Gore set to order more bargaining with unions

Gore set to order more bargaining with unions

letters@govexec.com

The Clinton Administration may order federal agencies to promise to negotiate with unions over more issues.

In a draft memorandum obtained by GovExec.com, the administration would order agency heads to sign an agreement expanding labor bargaining rights. The memorandum is a follow-up to President Clinton's 1993 Executive Order 12871, which established the administration's policy of pursuing labor-management partnerships. Sources said Vice President Al Gore would issue the memorandum.

That order instructed agencies to bargain with unions over "the numbers, types, and grades of employees or positions assigned to any organizational subdivision, work project, or tour of duty, or on the technology, methods, and means of performing work."

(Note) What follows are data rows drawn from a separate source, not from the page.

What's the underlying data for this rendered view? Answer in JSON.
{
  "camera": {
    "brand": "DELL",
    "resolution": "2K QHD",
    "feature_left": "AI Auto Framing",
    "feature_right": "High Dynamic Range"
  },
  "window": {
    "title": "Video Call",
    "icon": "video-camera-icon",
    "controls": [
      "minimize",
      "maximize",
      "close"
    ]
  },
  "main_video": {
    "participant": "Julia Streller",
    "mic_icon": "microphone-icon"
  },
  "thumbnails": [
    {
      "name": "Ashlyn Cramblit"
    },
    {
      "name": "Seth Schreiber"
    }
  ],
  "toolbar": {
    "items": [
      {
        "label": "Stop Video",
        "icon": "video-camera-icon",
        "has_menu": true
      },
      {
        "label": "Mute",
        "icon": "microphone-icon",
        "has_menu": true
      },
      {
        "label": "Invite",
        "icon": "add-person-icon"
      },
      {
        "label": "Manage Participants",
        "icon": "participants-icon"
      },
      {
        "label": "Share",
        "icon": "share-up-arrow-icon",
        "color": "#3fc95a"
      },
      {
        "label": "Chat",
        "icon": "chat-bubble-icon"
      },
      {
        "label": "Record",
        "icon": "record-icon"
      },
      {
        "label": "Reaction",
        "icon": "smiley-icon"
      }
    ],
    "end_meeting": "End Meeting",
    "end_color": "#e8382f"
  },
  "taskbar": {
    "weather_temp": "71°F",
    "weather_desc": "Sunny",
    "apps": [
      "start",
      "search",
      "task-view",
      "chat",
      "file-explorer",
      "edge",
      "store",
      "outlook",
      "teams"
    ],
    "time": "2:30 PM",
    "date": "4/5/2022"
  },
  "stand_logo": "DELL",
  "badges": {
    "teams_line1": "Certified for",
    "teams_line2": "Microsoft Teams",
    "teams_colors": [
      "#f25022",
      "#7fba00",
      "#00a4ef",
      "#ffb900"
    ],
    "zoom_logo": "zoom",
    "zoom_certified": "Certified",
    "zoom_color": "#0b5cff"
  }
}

Federal labor-management relations law (5 U.S.C. 7106(b)(1)) allows, but does not require, agencies to bargain over those issues. Some agencies contended that Clinton's previous order to increase the scope of bargaining did not have the force of law.

Unions disagreed, arguing that the President's order made it mandatory that agencies bargain over the issues in question.

The Federal Labor Relations Authority, which decides federal labor-management disputes, agreed with agencies that the executive order does not require agencies to bargain over those issues. Only a change in law would force agencies' hands, the authority ruled.

The new memorandum, however, would put political pressure on agencies to increase bargaining. The draft memorandum instructs agency heads to sign a form reading, "this is notice that I am hereby making the election to bargain over the matters set forth in 5 U.S.C. 7106(b)(1)."

In a recent survey by Gore's National Partnership for Reinventing Government, only 25 percent of federal employees said management and unions work cooperatively on solving problems. Forty-eight percent voiced no opinion, while 27 percent said labor-management relations are poor.